Lloyd darts past them, hurrying his footsteps as he tries to escape the apartment with the rest of the lights unscathed. Shoving open the stairwell door, Lloyd makes a break for the rooftop, where he at least knows it’ll be quiet, and there won’t be as many lights for him to burst, and his uncle can’t—
Lloyd pushes the rooftop door open and stumbles out with a heaving gasp, drawing air in desperately as if that’ll ground him. His heart is racing way too fast, way too angry, and his power is zinging all over his skin like a swarm of angry bees. He’s almost dizzy with how angry he is — except that’s not right, he’s not just angry, there’s a whole wave of emotion coming in from somewhere that’s threatening to — to drown him, and this is why Lloyd should always keep things bottled back where they belong—
A transformer across the street blows, and Lloyd jumps in alarm as it explodes, showering sparks down toward the street below. Lloyd blinks past the blurring tears, his stomach dropping. There’s a flickering of lights before the apartment complex below it goes dark, power lost as startled cries sound from the open windows. The power lines around him start thrumming dangerously, reaching a higher-pitched whine that prefaces bursting. Lloyd’s throat closes over in panic. Oh, no. He didn’t think — he can't be this bad. He doesn’t lose control like this, he — he needs to stop, right now, or the entire city’s going to lose power.
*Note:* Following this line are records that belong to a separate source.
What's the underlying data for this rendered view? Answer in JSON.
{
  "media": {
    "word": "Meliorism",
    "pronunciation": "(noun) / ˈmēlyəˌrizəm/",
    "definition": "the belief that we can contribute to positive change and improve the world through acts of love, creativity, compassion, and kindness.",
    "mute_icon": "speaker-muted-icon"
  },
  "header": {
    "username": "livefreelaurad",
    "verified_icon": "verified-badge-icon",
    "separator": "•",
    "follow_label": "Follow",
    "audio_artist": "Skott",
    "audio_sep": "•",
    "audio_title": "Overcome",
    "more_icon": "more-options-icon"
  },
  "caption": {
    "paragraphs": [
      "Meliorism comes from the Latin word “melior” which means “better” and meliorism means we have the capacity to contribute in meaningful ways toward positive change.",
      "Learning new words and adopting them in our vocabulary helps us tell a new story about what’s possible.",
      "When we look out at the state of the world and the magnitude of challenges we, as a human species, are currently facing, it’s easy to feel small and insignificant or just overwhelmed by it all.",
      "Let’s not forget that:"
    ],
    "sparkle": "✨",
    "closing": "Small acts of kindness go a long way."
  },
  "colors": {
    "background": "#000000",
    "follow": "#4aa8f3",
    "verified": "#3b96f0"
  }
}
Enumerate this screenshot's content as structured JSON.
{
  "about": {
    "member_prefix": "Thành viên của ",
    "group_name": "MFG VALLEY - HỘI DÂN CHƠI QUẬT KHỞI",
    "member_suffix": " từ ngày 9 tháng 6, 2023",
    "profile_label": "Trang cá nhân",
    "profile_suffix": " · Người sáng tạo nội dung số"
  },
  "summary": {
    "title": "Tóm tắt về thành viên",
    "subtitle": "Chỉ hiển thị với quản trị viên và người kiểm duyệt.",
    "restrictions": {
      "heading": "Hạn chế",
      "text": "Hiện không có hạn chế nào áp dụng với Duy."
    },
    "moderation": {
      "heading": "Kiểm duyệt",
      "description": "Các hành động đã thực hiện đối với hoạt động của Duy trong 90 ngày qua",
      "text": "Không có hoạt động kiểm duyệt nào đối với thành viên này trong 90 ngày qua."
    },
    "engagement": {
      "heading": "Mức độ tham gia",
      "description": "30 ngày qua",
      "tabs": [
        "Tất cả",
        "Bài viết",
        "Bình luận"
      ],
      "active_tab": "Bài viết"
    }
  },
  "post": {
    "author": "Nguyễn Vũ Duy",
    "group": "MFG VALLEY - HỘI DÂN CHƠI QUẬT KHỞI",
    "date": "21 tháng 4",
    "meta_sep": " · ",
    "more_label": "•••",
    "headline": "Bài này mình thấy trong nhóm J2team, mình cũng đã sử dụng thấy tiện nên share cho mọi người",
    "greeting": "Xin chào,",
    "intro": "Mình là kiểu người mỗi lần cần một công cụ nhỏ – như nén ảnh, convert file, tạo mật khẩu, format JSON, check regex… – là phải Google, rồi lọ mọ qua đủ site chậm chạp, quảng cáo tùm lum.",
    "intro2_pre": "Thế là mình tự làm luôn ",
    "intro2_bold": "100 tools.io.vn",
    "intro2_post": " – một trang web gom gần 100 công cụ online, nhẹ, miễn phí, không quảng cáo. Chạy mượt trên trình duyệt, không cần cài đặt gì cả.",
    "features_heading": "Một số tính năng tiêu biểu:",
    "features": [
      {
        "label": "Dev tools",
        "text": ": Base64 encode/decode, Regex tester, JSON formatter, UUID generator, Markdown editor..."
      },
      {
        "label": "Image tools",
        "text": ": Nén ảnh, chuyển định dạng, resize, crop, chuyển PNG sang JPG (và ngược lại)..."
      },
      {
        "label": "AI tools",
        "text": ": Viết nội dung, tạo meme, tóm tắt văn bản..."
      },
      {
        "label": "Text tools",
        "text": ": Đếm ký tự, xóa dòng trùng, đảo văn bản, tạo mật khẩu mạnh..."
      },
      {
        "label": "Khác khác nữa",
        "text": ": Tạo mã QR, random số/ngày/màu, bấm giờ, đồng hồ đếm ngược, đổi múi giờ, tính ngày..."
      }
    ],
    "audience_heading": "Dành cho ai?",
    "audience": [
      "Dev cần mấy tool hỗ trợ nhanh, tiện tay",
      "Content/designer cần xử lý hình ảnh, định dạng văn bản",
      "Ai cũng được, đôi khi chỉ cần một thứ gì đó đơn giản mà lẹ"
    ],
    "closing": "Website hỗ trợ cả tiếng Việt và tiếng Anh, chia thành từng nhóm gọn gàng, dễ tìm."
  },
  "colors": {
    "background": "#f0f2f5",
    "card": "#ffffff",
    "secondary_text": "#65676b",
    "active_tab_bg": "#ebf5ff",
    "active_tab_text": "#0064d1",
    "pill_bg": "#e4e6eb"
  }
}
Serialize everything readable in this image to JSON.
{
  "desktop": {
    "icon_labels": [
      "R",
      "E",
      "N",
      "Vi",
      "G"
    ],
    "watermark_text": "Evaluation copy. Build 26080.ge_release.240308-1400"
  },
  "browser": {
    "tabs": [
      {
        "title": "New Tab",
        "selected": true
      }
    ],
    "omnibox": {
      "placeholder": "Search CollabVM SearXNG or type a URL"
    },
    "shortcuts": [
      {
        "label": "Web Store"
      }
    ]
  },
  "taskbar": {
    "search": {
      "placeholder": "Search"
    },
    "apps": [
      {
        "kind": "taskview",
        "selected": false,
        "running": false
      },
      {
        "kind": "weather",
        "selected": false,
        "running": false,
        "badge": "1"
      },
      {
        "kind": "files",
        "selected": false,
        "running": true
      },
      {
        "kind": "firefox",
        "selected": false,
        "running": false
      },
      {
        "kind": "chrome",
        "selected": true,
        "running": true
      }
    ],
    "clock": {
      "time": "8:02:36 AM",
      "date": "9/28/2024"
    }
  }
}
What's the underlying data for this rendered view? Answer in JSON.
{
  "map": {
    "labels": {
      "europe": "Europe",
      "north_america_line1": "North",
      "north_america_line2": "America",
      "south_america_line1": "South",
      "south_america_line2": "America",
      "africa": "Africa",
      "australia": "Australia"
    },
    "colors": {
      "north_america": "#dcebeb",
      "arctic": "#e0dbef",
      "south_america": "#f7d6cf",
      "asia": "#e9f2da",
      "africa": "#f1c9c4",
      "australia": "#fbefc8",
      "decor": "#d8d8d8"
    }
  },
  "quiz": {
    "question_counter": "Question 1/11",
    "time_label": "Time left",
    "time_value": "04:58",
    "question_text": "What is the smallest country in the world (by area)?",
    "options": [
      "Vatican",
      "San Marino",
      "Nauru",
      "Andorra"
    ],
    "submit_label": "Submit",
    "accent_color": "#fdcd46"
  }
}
He clenches his fists again, trying to reign the power in, to pull it back to him, but it only sputters more wildly out of control. Lloyd’s hands are trembling now, shaking worse than before, and in a desperate attempt for it to stop he crumples to the rooftop, pulls his knees up to his chest and wraps his arms around them, burying his head in the crook of his flesh elbow and squeezing tight, metal digging painfully into his leg as he draws in tighter and tighter — like he can crush himself down into something small enough that he won’t feel so much anymore, and his power will stop, stop—
But it’s like he’s back in the prison, his power sparking wildly out of control and not listening to him. Just like her. Like his father, like his uncle, nothing he’s gotten from his family ever listens to him when it matters, and why should they. Why will they ever, when all Lloyd’s ever going to be is a weapon, a scribbled line in a prophecy or a stepping stone for power—
It’s his power. His power, and he can’t even get it to listen to him.
Lloyd listens to the power lines around him explode and lets his sweatshirt sleeve soak up the tears.
Lying to himself can only get him so far. He’s never going to be able to prove he’s ready to face his father.
Not when he doesn’t even know if he can.